UK police to investigate MI5 agent role in US detainee alleged abuse News
UK police to investigate MI5 agent role in US detainee alleged abuse

[JURIST] UK Attorney General Janet Scotland [official profile] said Thursday that police would conduct an investigation [statement, PDF] into claims that an agent of the country's MI5 [official website] intelligence service took part in the allegedly abusive interrogation of former Guantanamo Bay [JURIST news archive] detainee Binyam Mohamed [BBC profile; JURIST news archive]. Scotland said she determined the investigation was necessary after reviewing allegations [JURIST report] that an MI5 agent gave US CIA agents questions that were asked of Mohammed during his alleged torture in Morocco. Mohamed, a native of Ethiopia who claims to have been transferred to Morocco for torture under a US program of extraordinary rendition [JURIST news archive], said he obtained the documents through the US legal process while seeking his release from Guantanamo Bay.

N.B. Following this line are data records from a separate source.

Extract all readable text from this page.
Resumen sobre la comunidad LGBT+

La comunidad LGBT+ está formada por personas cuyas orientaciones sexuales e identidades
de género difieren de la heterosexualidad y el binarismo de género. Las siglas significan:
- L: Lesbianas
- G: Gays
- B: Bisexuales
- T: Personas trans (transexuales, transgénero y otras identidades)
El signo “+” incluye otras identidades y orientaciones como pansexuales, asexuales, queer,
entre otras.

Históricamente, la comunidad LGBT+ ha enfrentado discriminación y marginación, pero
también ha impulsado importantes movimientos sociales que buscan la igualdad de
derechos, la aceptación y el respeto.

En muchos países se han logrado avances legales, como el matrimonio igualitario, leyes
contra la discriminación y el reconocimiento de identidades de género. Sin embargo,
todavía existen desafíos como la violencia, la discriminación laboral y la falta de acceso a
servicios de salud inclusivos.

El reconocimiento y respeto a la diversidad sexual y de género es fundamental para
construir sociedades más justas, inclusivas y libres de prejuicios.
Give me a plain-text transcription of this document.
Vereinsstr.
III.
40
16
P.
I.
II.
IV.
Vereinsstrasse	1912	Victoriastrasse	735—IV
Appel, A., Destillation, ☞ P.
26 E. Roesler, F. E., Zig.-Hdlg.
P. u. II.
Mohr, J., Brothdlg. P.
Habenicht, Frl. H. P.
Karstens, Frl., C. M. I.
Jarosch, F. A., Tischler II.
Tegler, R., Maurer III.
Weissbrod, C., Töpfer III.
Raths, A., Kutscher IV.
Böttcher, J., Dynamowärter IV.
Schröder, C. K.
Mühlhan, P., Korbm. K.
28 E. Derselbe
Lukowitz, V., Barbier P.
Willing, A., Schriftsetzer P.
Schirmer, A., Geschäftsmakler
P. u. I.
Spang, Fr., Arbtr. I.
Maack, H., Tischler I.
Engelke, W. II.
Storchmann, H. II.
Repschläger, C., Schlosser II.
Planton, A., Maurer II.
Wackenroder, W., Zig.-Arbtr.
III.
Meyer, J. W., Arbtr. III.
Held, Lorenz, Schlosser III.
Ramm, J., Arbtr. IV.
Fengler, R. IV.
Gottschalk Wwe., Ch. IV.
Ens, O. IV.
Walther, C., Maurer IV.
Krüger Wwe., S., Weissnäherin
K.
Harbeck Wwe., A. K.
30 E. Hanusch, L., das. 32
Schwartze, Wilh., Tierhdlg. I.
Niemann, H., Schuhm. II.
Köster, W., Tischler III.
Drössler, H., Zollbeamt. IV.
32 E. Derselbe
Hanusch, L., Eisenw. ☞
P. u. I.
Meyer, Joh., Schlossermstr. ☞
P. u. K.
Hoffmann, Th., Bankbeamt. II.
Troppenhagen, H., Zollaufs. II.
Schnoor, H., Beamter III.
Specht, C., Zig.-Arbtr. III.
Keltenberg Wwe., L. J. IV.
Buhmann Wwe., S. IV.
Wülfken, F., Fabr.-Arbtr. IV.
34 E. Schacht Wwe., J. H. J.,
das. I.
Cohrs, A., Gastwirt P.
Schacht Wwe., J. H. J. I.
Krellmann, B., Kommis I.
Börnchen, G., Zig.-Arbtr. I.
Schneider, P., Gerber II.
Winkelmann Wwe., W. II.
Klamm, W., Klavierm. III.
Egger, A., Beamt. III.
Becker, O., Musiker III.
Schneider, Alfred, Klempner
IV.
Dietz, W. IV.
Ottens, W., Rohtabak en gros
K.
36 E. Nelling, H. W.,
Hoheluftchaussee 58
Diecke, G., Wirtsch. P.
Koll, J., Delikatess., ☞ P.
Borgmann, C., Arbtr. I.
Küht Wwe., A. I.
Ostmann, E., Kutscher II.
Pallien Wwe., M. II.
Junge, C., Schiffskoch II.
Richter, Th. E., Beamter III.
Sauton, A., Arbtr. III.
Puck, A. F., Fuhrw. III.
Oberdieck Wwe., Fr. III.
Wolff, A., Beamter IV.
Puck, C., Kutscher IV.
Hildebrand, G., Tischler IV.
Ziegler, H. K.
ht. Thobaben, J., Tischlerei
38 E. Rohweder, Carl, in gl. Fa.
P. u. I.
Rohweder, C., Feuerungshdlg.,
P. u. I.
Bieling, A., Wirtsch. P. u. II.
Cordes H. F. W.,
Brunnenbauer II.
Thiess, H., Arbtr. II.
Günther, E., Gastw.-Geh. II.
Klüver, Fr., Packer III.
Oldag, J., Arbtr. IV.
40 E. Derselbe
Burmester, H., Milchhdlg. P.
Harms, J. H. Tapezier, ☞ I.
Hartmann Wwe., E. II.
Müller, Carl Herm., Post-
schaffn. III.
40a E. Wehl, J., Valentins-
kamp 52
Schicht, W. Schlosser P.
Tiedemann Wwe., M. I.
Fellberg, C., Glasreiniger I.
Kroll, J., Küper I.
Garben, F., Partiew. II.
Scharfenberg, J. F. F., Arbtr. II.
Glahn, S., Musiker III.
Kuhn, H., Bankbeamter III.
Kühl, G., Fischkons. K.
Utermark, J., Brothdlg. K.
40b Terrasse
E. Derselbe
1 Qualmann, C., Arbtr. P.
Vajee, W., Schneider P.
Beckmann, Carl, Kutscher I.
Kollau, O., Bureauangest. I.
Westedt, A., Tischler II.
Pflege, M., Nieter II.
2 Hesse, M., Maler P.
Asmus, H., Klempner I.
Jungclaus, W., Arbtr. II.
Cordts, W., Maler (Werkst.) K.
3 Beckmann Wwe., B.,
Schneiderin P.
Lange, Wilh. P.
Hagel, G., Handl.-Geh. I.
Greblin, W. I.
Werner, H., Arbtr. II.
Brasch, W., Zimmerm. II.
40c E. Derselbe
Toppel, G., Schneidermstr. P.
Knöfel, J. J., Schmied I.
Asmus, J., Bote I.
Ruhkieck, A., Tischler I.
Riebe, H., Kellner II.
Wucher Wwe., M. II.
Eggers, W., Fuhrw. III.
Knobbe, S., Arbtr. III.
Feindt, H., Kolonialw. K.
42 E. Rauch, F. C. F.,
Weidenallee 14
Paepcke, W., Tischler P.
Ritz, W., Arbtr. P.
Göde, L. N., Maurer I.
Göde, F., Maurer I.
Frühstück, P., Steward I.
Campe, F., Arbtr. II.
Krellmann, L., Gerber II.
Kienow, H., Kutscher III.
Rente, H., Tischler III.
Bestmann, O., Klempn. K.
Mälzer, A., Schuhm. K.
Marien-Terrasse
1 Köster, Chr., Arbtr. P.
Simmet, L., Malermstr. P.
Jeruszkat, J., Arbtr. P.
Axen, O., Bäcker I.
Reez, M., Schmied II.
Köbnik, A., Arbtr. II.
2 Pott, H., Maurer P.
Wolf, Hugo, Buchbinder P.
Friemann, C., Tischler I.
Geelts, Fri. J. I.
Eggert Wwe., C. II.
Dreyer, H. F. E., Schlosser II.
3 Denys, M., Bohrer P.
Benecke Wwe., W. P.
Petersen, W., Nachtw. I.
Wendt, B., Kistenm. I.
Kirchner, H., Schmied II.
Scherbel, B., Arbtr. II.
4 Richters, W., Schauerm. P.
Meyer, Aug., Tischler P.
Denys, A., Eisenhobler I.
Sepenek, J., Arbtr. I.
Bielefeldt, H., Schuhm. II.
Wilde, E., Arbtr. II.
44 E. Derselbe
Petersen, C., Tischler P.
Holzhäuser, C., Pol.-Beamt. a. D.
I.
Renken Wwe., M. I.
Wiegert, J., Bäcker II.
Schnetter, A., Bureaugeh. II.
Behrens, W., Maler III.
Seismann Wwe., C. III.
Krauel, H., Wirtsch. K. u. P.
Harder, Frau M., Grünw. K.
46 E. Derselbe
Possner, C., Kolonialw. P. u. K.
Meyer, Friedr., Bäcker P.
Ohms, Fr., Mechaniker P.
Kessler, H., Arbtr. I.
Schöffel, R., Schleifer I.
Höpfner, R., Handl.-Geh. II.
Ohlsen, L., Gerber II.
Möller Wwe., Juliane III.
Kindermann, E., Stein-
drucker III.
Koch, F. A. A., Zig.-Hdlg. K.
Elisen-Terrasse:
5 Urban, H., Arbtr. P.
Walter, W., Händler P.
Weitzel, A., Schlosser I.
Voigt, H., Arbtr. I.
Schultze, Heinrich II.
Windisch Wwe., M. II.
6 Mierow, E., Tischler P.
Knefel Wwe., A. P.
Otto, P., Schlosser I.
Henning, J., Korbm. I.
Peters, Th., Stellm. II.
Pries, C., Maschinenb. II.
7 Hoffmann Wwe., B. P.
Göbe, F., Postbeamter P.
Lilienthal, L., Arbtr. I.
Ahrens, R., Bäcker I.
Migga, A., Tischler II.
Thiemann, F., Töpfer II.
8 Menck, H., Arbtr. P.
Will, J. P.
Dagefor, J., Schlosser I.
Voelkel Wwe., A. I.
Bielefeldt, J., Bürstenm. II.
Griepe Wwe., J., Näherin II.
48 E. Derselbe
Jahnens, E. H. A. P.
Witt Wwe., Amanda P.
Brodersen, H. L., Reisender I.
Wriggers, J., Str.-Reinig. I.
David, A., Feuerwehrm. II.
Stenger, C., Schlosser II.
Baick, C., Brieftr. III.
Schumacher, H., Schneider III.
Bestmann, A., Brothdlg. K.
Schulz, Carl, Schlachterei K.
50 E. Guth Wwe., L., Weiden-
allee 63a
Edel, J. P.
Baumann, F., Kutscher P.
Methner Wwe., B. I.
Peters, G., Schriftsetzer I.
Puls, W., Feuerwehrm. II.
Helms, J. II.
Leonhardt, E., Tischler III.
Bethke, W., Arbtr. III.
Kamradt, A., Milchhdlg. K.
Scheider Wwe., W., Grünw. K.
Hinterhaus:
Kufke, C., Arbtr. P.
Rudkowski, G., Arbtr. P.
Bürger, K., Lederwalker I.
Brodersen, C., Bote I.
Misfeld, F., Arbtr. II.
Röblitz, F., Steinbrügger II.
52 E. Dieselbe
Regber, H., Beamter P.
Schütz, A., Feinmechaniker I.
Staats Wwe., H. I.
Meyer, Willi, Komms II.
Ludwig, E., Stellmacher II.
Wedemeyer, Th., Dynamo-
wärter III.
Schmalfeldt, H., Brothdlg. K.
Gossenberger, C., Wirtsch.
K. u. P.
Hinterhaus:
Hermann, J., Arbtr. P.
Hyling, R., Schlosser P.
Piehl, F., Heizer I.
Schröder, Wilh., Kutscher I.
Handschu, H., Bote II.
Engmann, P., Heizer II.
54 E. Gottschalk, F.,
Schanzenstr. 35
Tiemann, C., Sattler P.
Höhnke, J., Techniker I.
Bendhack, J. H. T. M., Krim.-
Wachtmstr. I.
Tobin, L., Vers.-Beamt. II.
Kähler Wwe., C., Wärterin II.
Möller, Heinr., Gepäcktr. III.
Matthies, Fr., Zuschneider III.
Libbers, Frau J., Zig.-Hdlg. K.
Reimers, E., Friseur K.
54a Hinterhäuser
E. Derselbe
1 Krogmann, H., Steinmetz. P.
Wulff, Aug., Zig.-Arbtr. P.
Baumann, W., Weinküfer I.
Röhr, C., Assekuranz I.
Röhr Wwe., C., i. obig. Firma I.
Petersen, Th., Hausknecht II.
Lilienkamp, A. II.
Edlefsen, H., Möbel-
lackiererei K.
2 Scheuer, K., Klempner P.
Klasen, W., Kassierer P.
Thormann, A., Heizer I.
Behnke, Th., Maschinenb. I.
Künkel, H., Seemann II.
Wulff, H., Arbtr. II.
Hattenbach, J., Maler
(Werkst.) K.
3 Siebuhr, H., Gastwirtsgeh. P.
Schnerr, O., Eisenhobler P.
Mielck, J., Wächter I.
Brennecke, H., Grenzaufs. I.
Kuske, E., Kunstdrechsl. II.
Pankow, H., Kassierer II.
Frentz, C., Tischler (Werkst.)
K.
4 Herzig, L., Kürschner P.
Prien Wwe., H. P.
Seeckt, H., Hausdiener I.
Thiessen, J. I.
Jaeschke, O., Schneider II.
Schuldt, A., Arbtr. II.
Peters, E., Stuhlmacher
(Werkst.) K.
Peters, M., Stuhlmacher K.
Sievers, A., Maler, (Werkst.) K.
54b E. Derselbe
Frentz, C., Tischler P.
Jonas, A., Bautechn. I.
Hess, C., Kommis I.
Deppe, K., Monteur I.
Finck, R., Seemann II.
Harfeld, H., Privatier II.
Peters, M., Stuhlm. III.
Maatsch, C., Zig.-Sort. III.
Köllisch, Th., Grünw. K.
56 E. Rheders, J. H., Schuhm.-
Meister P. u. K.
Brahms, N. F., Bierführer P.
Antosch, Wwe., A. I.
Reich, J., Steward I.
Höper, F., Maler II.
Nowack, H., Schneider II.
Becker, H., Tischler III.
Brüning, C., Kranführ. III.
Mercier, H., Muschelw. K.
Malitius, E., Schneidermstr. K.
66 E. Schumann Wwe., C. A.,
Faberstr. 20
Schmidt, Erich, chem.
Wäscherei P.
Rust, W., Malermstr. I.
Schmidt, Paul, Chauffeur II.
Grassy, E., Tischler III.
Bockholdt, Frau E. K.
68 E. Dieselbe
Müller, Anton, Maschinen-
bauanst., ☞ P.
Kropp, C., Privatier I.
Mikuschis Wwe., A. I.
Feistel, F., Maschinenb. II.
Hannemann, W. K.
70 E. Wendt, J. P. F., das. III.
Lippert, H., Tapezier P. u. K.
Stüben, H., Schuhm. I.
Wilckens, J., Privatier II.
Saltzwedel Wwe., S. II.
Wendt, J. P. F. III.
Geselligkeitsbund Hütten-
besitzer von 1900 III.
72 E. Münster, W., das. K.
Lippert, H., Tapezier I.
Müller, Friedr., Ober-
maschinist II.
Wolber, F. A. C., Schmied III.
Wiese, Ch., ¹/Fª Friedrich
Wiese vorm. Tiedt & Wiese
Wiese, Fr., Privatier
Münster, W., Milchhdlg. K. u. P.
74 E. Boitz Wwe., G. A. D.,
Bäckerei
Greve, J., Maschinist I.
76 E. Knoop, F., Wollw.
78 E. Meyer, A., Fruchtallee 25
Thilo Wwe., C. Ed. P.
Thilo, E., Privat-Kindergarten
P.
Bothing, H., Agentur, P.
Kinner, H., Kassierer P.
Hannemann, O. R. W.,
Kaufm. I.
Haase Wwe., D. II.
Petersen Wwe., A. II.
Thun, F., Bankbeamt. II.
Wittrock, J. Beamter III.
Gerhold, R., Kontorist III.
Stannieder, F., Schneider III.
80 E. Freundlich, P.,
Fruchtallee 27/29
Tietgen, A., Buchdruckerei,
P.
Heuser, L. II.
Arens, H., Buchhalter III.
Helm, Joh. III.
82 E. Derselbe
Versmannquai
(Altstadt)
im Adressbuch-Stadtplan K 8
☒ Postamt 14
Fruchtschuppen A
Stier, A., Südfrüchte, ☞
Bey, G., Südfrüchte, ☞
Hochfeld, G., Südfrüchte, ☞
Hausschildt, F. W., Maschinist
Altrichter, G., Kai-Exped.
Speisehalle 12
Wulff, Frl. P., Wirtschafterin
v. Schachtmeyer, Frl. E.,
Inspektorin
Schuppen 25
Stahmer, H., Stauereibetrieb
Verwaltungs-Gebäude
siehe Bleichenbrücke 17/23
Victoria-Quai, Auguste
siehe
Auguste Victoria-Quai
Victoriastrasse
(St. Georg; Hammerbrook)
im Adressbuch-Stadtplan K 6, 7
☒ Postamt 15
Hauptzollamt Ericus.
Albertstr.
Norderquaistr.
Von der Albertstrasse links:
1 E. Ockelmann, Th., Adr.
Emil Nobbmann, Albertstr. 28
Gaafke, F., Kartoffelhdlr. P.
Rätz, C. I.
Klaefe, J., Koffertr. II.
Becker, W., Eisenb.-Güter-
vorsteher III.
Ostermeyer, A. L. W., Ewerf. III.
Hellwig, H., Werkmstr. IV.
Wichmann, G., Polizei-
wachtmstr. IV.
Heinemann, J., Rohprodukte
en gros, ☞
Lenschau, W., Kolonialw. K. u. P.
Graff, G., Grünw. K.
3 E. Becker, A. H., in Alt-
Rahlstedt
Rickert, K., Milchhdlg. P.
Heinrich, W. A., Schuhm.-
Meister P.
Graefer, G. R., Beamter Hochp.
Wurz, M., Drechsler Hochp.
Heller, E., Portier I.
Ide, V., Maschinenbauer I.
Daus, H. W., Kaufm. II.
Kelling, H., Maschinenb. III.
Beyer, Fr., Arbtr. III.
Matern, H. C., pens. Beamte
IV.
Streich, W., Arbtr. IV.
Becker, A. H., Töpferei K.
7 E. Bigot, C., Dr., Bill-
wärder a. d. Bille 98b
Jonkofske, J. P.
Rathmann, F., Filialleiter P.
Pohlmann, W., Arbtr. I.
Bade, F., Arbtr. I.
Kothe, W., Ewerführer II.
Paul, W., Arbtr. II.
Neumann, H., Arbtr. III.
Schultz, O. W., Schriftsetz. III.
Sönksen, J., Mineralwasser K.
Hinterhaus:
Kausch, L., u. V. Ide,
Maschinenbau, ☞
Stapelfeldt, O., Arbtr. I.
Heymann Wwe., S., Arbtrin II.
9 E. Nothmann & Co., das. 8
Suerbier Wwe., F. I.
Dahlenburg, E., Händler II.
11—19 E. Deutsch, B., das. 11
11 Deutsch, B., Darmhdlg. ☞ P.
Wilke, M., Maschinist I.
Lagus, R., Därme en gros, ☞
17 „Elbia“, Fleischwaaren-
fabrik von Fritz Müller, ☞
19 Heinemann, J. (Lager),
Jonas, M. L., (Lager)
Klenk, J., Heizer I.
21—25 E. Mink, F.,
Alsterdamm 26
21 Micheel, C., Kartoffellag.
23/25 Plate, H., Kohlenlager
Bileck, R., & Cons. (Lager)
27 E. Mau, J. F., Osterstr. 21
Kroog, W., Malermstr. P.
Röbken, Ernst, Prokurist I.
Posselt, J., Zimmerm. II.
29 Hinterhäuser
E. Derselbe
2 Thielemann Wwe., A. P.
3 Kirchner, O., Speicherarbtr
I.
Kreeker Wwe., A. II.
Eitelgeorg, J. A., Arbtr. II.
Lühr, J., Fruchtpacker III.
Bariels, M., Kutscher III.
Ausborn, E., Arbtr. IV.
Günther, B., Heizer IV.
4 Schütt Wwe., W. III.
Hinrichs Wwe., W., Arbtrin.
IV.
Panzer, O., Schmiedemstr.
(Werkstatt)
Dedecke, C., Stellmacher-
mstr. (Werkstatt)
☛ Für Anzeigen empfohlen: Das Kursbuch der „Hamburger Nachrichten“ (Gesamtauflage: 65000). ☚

Earlier this month, the UK government's independent reviewer of terror laws called for a judicial inquiry [JURIST report] into British complicity in US rendition and torture. British media reported last week that UN special rapporteur on torture Manfred Nowak told British ministers that MI5 may have been complicit [JURIST report] in torture committed while detainees including Mohamed were in US custody. Mohamed was returned to the UK [JURIST report] last week following seven years of detention, including five at Guantanamo Bay, where he was held on charges of conspiring to commit terrorism. Those charges were dismissed [JURIST report] in October, but Mohamed remained in custody while US authorities considered filing new charges.